Ramsbottom and Black Jake have a confrontation at the saloon where the outlaw is arrested, but is later set free. When the map turns up, Charlie and Ramsbottom head off into Indian lands to locate the uranium mine. They run into Indian chief Blue Eagle and the local tribe.
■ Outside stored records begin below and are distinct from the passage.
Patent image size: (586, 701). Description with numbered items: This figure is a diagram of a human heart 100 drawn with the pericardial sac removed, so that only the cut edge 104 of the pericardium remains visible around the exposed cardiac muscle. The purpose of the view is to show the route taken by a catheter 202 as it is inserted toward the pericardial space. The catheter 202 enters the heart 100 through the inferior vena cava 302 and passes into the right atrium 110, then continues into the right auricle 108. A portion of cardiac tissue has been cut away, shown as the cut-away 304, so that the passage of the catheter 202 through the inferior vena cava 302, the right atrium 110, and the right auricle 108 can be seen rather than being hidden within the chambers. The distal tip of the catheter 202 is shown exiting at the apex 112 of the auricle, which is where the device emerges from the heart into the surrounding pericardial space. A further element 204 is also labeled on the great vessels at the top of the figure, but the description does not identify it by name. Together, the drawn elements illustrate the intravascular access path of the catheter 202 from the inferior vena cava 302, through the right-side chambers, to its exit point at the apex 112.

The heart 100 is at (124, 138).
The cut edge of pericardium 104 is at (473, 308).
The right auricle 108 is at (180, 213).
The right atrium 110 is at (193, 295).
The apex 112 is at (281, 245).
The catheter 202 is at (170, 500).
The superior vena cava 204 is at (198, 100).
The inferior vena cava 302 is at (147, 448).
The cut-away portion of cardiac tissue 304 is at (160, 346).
When Black Jake rounds up his gang, a shootout takes place at the saloon. With the help of townspeople and the RCMP, Ramsbotttom is successful in defeating the outlaws and establishing peace in the town.

==Cast==

- Arthur Askey as Bill Ramsbottom
- Glenn Melvyn as Charlie Watson
- Betty Marsden as Florrie Ramsbottom
- Shani Wallis as Joan Ramsbottom
- Danny Ross as Danny
- Anthea Askey as Susie
- Sidney James as Black Jake
- Frankie Vaughan as Elmer
- Jerry Desmonde as Blue Eagle
- Sabrina as attractive girl
- Donald Stewart as Captain
- Deryck Guyler as Postman
- Dennis Wyndham as Dan
- Gary Wayne as Tombstone
- Billy Percy as Reuben

Sabrina received a special billing, despite her minor role.

==Production==
Ramsbottom Rides Again was filmed at Beaconsfield Film Studios, Beaconsfield, Buckinghamshire, England. The animated opening scene shows a Yorkshire landscape of homes with television aerials popping up, setting up the initial conundrum for the Bull & Cow pub.

== Music ==
Frankie Vaughan, in his film debut, sings "This is the Night" and "Ride, Ride, Ride Again."

==Critical reception==
The Monthly Film Bulletin wrote: "Those amused by Arthur Askey's particular brand of unsophisticated clowning will no doubt find this film funny. To the uninitiated, it will probably appear only as a shapeless hotch-potch of weak slapstick, doubtful music-hall humour, old gags and unsuccessfully aimed satire. Sample joke: 'What's uranium?' – 'Use your cranium – it's the stuff they put under Geiger counters to make them tick'."

Picturegoer wrote: "It's corny; it's rowdy; it's erratic; it's over-boisterous and under-directed. If you asked me why I laughed so hard, I wouldn't be able to tell you. But I did. And I think you will, too. ... Askey lords it cleverly over his partners in comedy: Shani Wallis (as his daughter), Glenn Melvyn (as his gormless buddy) and Anthea Askey, as a tough Western gal. Sabrina, too, wanders through, practically wordless, now and then. But you barely notice her!"

Picture Show wrote: "Hilarious comedy ... A burlesque of the traditional Western, it makes good clean fun, has bright tunes and dialogue and an excellent cast."

In British Sound Films: The Studio Years 1928–1959 David Quinlan rated the film as "average", writing: "Broad English version of Destry Rides Again, on the juvenile side; Jerry Desmonde very funny as Indian named Blue Eagle."

TV Guide gave Ramsbottom Rides Again one out of four stars, calling it "A barely funny British parody of the American western."

Britmovie called it "laboured and overlong."

Sky Movies rated it three out of five stars, and wrote, "There are quite a few laughs in this broad English version of Destry Rides Again ... Lots of good-natured, juvenile fun ... with Sidney James getting in some practice for his Rumpo Kid in Carry On Cowboy by playing Black Jake. Norman Wisdom's sidekick Jerry Desmonde is very funny as an Indian named Blue Eagle."